PNS: Peripheral Nervous System, the sensory and motor neurons that connect the CNS to the rest of the body

Somatic: a division of the nervous system that controls voluntary muscle movements

Autonomic: This nervous system provides involuntary control over smooth muscle, cardiac muscle, and glands.

Reflex arc:  Sensory receptor, sensory neuron, motor neuron, and effector that are involved in a quick response to a stimulus.

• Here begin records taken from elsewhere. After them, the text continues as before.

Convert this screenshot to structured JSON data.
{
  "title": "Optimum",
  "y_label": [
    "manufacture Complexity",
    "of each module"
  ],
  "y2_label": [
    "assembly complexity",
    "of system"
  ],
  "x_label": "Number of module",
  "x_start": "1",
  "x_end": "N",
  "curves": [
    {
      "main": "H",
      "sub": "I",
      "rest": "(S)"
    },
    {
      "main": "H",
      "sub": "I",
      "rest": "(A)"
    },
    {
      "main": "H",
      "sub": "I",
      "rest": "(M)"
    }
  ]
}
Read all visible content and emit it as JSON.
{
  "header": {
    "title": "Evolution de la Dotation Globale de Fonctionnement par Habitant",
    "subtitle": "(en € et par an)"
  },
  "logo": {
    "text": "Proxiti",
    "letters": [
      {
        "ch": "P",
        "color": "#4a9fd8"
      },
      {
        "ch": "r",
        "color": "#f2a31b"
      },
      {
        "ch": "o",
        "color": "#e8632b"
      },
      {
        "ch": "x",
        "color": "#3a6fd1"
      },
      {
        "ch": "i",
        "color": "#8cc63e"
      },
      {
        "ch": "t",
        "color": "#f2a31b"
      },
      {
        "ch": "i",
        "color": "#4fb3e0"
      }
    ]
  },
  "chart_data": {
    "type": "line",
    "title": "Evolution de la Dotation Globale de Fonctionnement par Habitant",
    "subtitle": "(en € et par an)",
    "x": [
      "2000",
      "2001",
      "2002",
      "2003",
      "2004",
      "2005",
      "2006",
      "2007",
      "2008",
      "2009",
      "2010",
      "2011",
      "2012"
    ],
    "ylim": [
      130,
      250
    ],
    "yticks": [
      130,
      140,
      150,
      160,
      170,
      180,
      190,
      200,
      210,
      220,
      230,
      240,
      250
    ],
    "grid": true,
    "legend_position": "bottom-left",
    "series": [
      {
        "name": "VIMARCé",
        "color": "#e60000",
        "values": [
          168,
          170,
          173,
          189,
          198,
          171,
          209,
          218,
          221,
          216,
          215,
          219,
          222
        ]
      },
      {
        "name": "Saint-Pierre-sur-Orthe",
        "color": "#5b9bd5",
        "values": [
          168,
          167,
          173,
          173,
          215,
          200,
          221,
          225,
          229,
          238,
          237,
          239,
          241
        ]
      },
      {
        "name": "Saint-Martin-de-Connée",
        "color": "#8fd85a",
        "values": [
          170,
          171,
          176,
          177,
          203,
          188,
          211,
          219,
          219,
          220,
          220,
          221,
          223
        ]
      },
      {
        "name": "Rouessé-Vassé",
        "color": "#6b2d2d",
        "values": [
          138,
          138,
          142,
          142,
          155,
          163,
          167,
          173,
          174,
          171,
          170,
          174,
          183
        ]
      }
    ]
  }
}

Spinal cord:  a major part of the central nervous system which conducts sensory and motor nerve impulses to and from the brain

Brain: The part of the central nervous system that is located in the skull and controls most functions in the body

Cerebrum: anterior portion of the brain consisting of two hemispheres, large part of the brain that controls the senses and thinking

Cerebellum: the “little brain” attached to the rear of the brainstem; it helps coordinate voluntary movement and balance

Brain stem:  the part of the brain continuous with the spinal cord and comprising the medulla oblongata and pons and midbrain and parts of the hypothalamus

Medulla :part of the brain nearest the spinal cord which controls breathing, heart rate and blood pressure

Homeostasis: process by which organisms maintain a relatively stable internal environment

Hormones: chemical messengers, mostly those manufactured by the endocrine glands that are produced in one tissue and affect another

Pituitary gland:  the endocrine system’s most influential gland. Under the influence of the hypothalamus, the pituitary regulates growth and controls other endocrine glands

Thyroid gland: Two lobes joined by a central mass in the throat, inferior to the larynx, produces two major hormones., produces hormones that regulate metabolism, body heat, and bone growth

Parathyroid gland :behind the thyroid gland, acts to maintain homeostasis of calcium levels in blood

Adrenal gland :On the kidneys, fight or flight hormone, regulates water balance, blood pressure, and joint articulation, hormones: adrenaline, steroids (cortisone)

Isles: of Langerhans controls storage of sugar in the liver and blood level of sugar, insulin and glucagan, in the pancreas

Testes: In the scrotum, testosterone, the male gonads, which produce sperm and secrete male sex hormones.

Ovaries :female gonads, estrogen and progesterone, pelvic region, female secondary sex characteristics, menstrual cycle.